Back in July, the High Court granted permission for the Friends of Antique Cultural Treasures Limited (FACT) to challenge the Secretary of State for Environment, Food and Rural Affairs on certain aspects of the 2018 Ivory Act. The group were arguing specifically that the Act is incompatible with EU law and infringes on their human rights to buy and sell ivory.
FACT were looking for the High Court to declare that some parts of the Act were invalid, allowing them to suggest amendments that would deliberately weaken, delay and undermine the Ivory Act - putting the lives of elephants at risk.
In Africa, 20,000 elephants are cruelly killed every year for their ivory, just to make meaningless trinkets, and the action taken today by a small group of antique dealers against the Ivory Act, flies in the face of overwhelming public and political support to close down the UK ivory market, as well as our legal obligation to the EU.

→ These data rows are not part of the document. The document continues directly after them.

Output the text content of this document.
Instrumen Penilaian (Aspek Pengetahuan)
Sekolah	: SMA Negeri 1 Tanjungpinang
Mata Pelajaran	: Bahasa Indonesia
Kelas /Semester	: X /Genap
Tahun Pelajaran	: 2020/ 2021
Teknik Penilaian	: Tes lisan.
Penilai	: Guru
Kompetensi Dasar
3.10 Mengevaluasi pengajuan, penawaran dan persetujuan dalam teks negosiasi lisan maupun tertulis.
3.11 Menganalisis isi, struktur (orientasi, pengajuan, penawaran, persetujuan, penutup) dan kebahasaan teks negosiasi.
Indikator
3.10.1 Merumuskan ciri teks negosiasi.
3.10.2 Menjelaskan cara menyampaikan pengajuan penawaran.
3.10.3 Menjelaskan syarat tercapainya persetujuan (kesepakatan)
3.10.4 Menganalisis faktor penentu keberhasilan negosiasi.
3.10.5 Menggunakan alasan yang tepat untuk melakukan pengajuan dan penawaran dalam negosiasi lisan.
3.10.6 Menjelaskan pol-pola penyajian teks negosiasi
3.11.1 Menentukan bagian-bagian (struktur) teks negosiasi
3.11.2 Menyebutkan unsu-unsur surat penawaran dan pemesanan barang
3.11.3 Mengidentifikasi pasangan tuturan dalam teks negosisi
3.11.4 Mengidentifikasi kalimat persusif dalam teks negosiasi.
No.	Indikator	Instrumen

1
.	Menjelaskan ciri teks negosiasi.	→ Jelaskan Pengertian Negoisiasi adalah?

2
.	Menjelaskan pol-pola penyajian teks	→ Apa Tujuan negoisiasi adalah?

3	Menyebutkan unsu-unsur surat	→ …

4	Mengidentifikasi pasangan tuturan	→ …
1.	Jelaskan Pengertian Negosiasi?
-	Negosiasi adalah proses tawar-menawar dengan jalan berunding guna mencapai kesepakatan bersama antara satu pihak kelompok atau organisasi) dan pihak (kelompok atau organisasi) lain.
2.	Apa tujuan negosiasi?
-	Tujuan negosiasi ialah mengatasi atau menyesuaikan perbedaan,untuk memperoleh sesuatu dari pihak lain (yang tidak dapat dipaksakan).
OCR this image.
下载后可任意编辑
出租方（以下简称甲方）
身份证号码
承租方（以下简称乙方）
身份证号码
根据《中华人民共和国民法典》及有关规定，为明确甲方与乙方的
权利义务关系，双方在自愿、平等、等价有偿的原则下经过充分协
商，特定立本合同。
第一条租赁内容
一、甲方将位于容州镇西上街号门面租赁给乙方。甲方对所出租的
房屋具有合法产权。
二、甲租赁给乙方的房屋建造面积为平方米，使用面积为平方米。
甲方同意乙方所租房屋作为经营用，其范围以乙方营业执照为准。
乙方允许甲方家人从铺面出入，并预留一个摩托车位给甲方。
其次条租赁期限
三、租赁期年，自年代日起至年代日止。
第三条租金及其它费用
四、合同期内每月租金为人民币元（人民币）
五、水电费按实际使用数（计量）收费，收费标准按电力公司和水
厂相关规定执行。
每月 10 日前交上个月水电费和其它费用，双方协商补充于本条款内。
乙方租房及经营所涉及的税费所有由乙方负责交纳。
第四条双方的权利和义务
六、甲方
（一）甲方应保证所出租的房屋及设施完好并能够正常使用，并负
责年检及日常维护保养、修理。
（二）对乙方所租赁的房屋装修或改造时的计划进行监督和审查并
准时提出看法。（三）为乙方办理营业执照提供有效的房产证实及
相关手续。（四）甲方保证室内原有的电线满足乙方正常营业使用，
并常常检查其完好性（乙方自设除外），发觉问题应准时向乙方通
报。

The irony is that Belgium, Singapore, Australia and New Zealand have all been looking at the UK Ivory Act as a basis for the introduction of their own ivory bans. IFAW has also been involved in lobbying the EU to introduce a similar ban across Europe, which they are now actively consulting on.
Last month, we were at the High Court to support the Ivory Act and highlight that the interests of a few who profit from the sale of elephant ivory, should not outweigh the conservation benefits of the Act.
However, today we were delighted to see that the High Court has rejected the antiques lobby’s bid to overturn the Ivory Act. This is a fantastic day for elephants, conservation and common sense!
The Ivory Act was universally supported by the majority of political parties across the House of Commons and the House of Lords, and the Government Consultation on the ban received one of the highest ever responses from the general public. As a nation of animal lovers, it was clear that we wanted to do all we could to help save elephants before it was too late.
Closing down ivory markets is a vital tool in helping us to protect elephants and put an end to poaching. We know from bitter experience that the legal ivory trade, even in antique ivory, fuels the illegal trade - the impact of which has decimated elephant populations.
We believe that selling ivory should belong in the past and has no place in modern society.
We commend the High Court’s decision and hope that the Government will move swiftly in implementing the Ivory Act. For now, we will celebrate this victory with our many supporters whose continued dedication help us to create a better home for all animals.